Mais son visage avait été recouvert d’un masque. Un sinistre masque à l’effigie d’un animal, ou d’un démon.
Deux jeunes femmes l’accompagnaient. Des assistantes, leurs jambes enserrées de jarretières et leurs tailles d’un justaucorps bien indécent comparé aux robes cintrées et couvertes que toutes les femmes de Marienburg portaient. Elles offraient aux spectateurs de grands sourires forcés, tandis que Bonaventure s’approcha tout au bout de l’estrade pour parler.
« Gentilshommes, maîtres, bonne soirée à vous.
Aujourd’hui, Morrslieb n’est pas pleine. Mais je sens bien des vents jeter leurs bourrasques autour de moi, et l’alignement de Voelia avec Verdra. Les arcanes m’offrent la possibilité de vous présenter quelques-uns de mes talents.
Y aurait-il dans cette salle un volontaire pour rejoindre l’une de mes charmantes assistantes ? »
Une espèce de malaise superstitieux semblait avoir bousculé tout le monde. Même Haam Markvalt, un agitateur qui devait être bien habitué à critiquer le clergé, restait bras croisés, visiblement peu à l’aise face à ce mage.
Maerten se permit même un commentaire murmuré à Niklaus :
« Tu crois qu’il est vraiment mage ou bien c’est juste un comédien ?
Il devrait faire gaffe à pas être brûlé par les Chevaliers de la Pureté, celui-là... »

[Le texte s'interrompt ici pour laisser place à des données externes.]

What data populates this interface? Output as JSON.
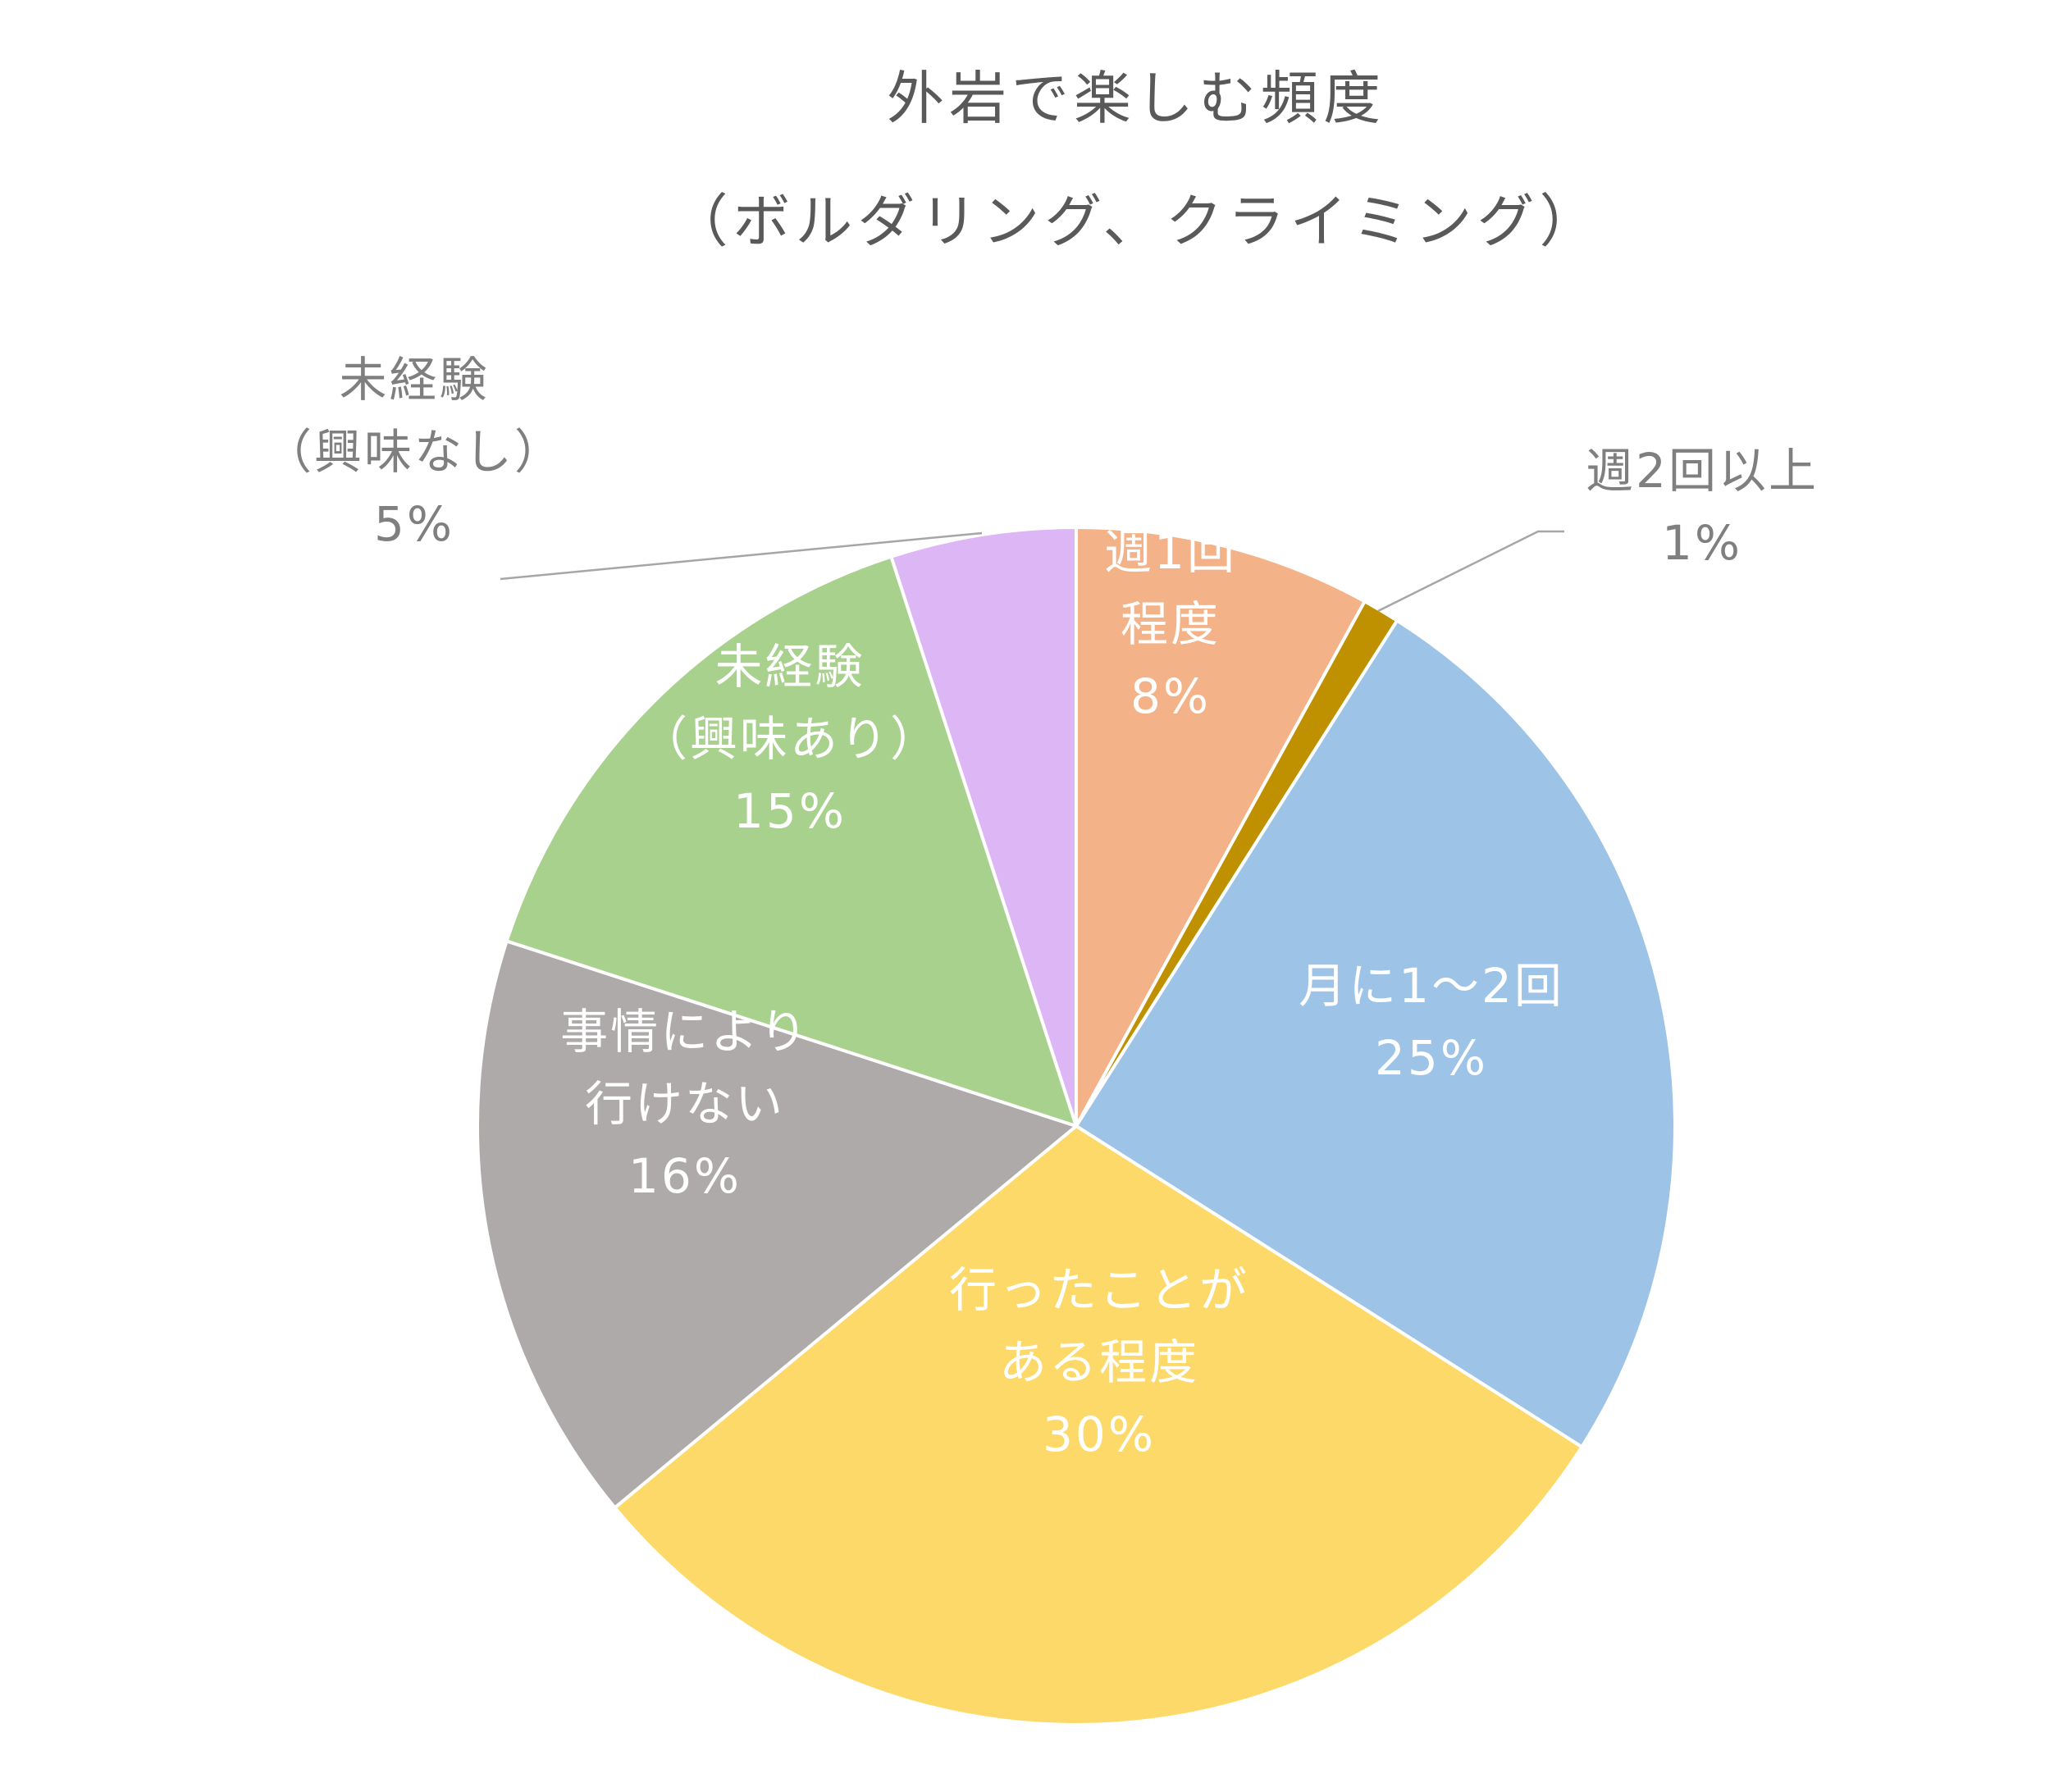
{
  "chart_data": {
    "type": "pie",
    "title_lines": [
      "外岩で楽しむ頻度",
      "（ボルダリング、クライミング）"
    ],
    "start_angle_deg": 0,
    "direction": "clockwise",
    "slices": [
      {
        "label_lines": [
          "週1回",
          "程度"
        ],
        "percent_label": "8%",
        "value": 8,
        "color": "#F3B287",
        "label_color": "#ffffff",
        "label_placement": "inside"
      },
      {
        "label_lines": [
          "週2回以上"
        ],
        "percent_label": "1%",
        "value": 1,
        "color": "#BF9000",
        "label_color": "#7f7f7f",
        "label_placement": "outside-leader"
      },
      {
        "label_lines": [
          "月に1～2回"
        ],
        "percent_label": "25%",
        "value": 25,
        "color": "#9DC3E6",
        "label_color": "#ffffff",
        "label_placement": "inside"
      },
      {
        "label_lines": [
          "行ったことが",
          "ある程度"
        ],
        "percent_label": "30%",
        "value": 30,
        "color": "#FDD969",
        "label_color": "#ffffff",
        "label_placement": "inside"
      },
      {
        "label_lines": [
          "事情により",
          "行けない"
        ],
        "percent_label": "16%",
        "value": 16,
        "color": "#AEAAAA",
        "label_color": "#ffffff",
        "label_placement": "inside"
      },
      {
        "label_lines": [
          "未経験",
          "（興味あり）"
        ],
        "percent_label": "15%",
        "value": 15,
        "color": "#A9D18E",
        "label_color": "#ffffff",
        "label_placement": "inside"
      },
      {
        "label_lines": [
          "未経験",
          "（興味なし）"
        ],
        "percent_label": "5%",
        "value": 5,
        "color": "#DDB6F5",
        "label_color": "#7f7f7f",
        "label_placement": "outside-leader"
      }
    ],
    "legend": "none"
  },
  "style": {
    "title_color": "#595959",
    "slice_border_color": "#ffffff",
    "leader_line_color": "#a6a6a6"
  }
}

Officiellement, les Chevaliers de la Pureté étaient un groupuscule illégal. Un rassemblement d’auto-justiciers servant un obscur Dieu qu’on nommait Solkan, ils traquaient et tuaient ceux qu’ils suspectaient d’être des mutants ou des serviteurs de la Déchéance. Dans les faits, ils avaient la jugeote de limiter leurs opérations aux quartiers les plus pauvres, et à ne pas s’en prendre aux patriciens ou aux richissimes chefs de maisons qui employaient des astrologues et des diseurs de bonne aventure versant dans le surnaturel. Il n’empêche ; Les Chevaliers de la Pureté étaient populaires auprès de la population, et semblaient disposer de beaucoup de soutien en ville.
Qu’un mage auto-proclamé puisse ainsi se présenter au grand jour dans un quartier riche montrait bien la décadence de Marienburg.